‘Not ruling in or out anything’: RBA boss on rate cuts

Everything you need to know about interest rate decisions

Source: TND

Reserve Bank governor Michele Bullock has refused to rule out more interest rate hikes, as warned inflation remained stubbornly high.

RBA board members opted to leave interest rates steady at 4.35 per cent on Tuesday, after the bank’s first meeting of 2024.

But it was another close call, with Bullock fronting the media for her first post-meeting briefing shortly afterwards to warn that inflation was hurting everyone.

The bank knew many Australians were doing it tough, but inflation was a “big reason” for that, Bullock said.

“We have made good progress, absolutely we have made good progress, but the job is not done,” she said.

She reiterated the central bank’s forecast that inflation will return to the 2-3 per cent range in 2025, and the midpoint in 2026.

Economists had broadly expected no change in the official cash rate on Tuesday, following a promising run of data, including a weaker-than-expected inflation print, muted spending numbers and signs of a softening jobs market.

With the 4.25 percentage points of monetary policy tightening since May 2022 clearly at work to cool the economy and bring down inflation, talk has turned to the timing of rate cuts.

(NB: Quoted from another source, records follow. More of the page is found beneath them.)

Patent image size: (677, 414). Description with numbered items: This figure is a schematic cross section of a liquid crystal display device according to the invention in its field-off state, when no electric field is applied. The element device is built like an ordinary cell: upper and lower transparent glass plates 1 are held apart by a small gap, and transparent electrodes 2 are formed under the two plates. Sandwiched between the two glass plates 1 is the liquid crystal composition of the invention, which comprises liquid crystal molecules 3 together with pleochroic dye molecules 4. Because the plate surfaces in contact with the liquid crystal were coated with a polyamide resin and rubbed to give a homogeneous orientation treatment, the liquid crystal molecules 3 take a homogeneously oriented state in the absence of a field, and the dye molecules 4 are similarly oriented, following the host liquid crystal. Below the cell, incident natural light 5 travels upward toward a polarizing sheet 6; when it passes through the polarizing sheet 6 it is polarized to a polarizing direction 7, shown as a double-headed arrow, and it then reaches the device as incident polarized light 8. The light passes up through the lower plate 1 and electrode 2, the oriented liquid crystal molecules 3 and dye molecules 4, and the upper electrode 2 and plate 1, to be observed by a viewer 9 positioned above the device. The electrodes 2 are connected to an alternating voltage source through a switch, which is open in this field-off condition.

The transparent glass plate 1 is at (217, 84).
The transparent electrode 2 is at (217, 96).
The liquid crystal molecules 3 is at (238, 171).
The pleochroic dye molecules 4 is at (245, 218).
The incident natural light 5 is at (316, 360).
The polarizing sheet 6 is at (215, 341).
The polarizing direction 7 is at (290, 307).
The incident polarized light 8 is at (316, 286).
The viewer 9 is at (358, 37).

After the meeting, Bullock would not be drawn on whether cuts were on the horizon, saying the risks were evenly balanced between the potential for hikes or cuts in 2024.

“We are not ruling in or out anything,” she said.

“We are focused on bringing inflation down, we still think the risks are balanced.”

Indeed APAC economist Callam Pickering said mortgage relief could come later this year if inflation continued to ease.

“Inflation continues to drop and there is a solid chance that core inflation returns to the RBA’s inflation target this year,” he said.

“Rate cuts in the second half of the year are suddenly a distinct possibility.”

Yet the board said there was still a chance more interest rate hikes could be needed, though Bullock’s account of the economy was broadly more optimistic than her last communications back in December.

“The board expects that it will be some time yet before inflation is sustainably in the target range,” it said in a statement.

“The path of interest rates that will best ensure that inflation returns to target in a reasonable timeframe will depend upon the data and the evolving assessment of risks, and a further increase in interest rates cannot be ruled out.”

Interest rate cuts may still be a while away, with Oxford Australia head of macroeconomic forecasting Sean Langcake saying the RBA’s new forecasts did not have inflation falling back to target until late in 2025.

“We agree with this outlook and think that any talk of interest rate cuts in the first half of the year is premature,” he said.